It’s quite simple actually. First a bit of code to demonstrate how it can be implemented. If you don’t understand anything about what this code is doing or how it works, feel free to ask additional questions in the comments:
const FLAG_1 = 0b0001; // 1
const FLAG_2 = 0b0010; // 2
const FLAG_3 = 0b0100; // 4
const FLAG_4 = 0b1000; // 8
// Can you see the pattern? ;-)
function show_flags ($flags) {
if ($flags & FLAG_1) {
echo "You passed flag 1!<br>\n";
}
if ($flags & FLAG_2) {
echo "You passed flag 2!<br>\n";
}
if ($flags & FLAG_3) {
echo "You passed flag 3!<br>\n";
}
if ($flags & FLAG_4) {
echo "You passed flag 4!<br>\n";
}
}
show_flags(FLAG_1 | FLAG_3);
Because the flags are integers, on a 32-bit platform you define up to 32 flags. On a 64-bit platform, it’s 64. It is also possible to define the flags as strings, in which case the number of available flags is more or less infinite (within the bounds of system resources, of course).
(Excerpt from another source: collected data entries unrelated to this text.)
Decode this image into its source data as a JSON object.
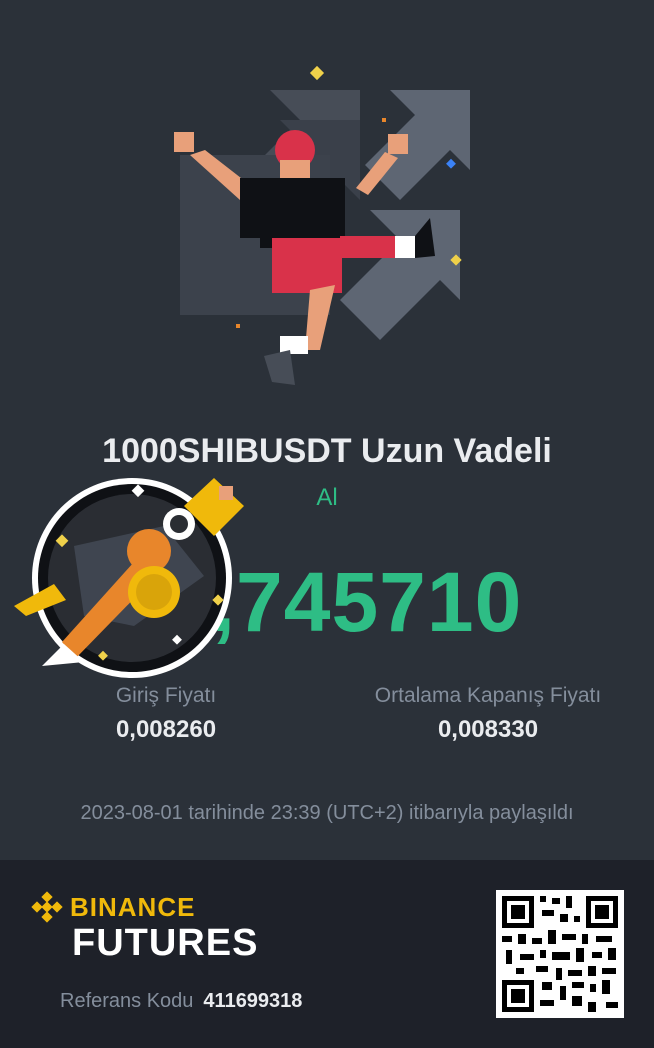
{
  "position": {
    "pair": "1000SHIBUSDT Uzun Vadeli",
    "side": "Al",
    "roi": ",745710"
  },
  "prices": {
    "entry_label": "Giriş Fiyatı",
    "entry_value": "0,008260",
    "close_label": "Ortalama Kapanış Fiyatı",
    "close_value": "0,008330"
  },
  "shared_text": "2023-08-01 tarihinde 23:39 (UTC+2) itibarıyla paylaşıldı",
  "footer": {
    "brand_name": "BINANCE",
    "brand_sub": "FUTURES",
    "ref_label": "Referans Kodu",
    "ref_code": "411699318"
  },
  "colors": {
    "positive": "#2ebd85",
    "brand": "#f0b90b",
    "background": "#2b3139",
    "footer": "#1e2129"
  },
  "icons": {
    "hero": "jumping-person-arrows-illustration",
    "badge": "rocket-badge-icon",
    "logo": "binance-logo-icon",
    "qr": "qr-code-icon"
  }
}
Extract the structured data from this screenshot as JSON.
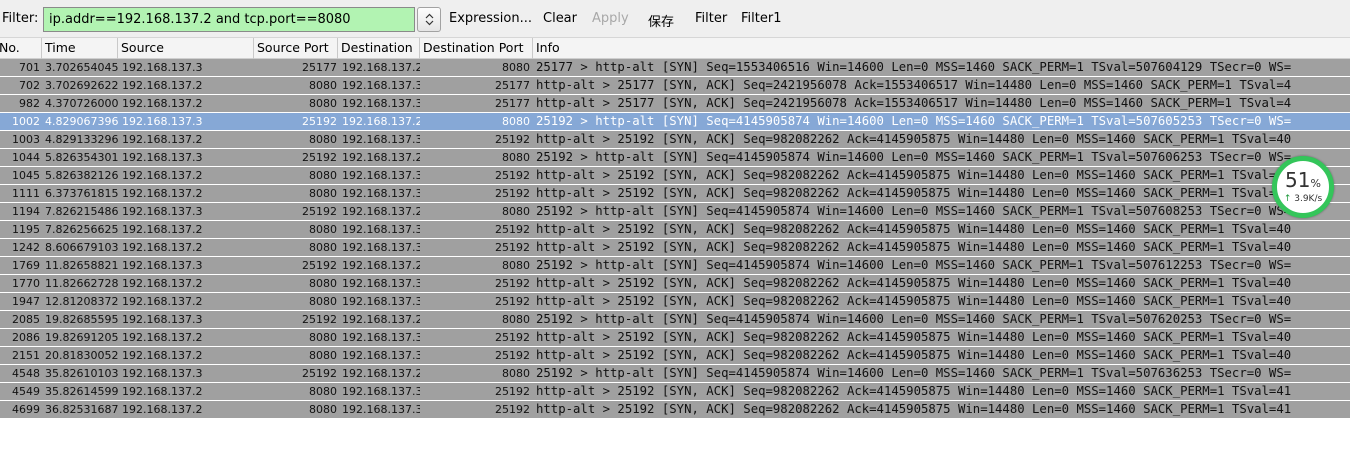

Here’s how it works in binary (cut down to 8-bit integers for simplicity).
FLAG_1
Dec: 1
Binary: 00000001
FLAG_2
Dec: 2
Binary: 00000010
FLAG_3
Dec: 4
Binary: 00000100
// And so on...
When you combine the flags to pass them to the function, you OR them together. Let’s take a look at what happens when we pass FLAG_1 | FLAG_3
00000001
| 00000100
= 00000101
And when you want to see which flags were set, you AND the bitmask with the flag. So, lets take the result above and see if FLAG_3 was set:
00000101
& 00000100
= 00000100
…we get the value of the flag back, a non-zero integer – but if we see if FLAG_2 was set:
00000101
& 00000010
= 00000000
…we get zero. This means that you can simply evaluate the result of the AND operation as a boolean when checking if the value was passed.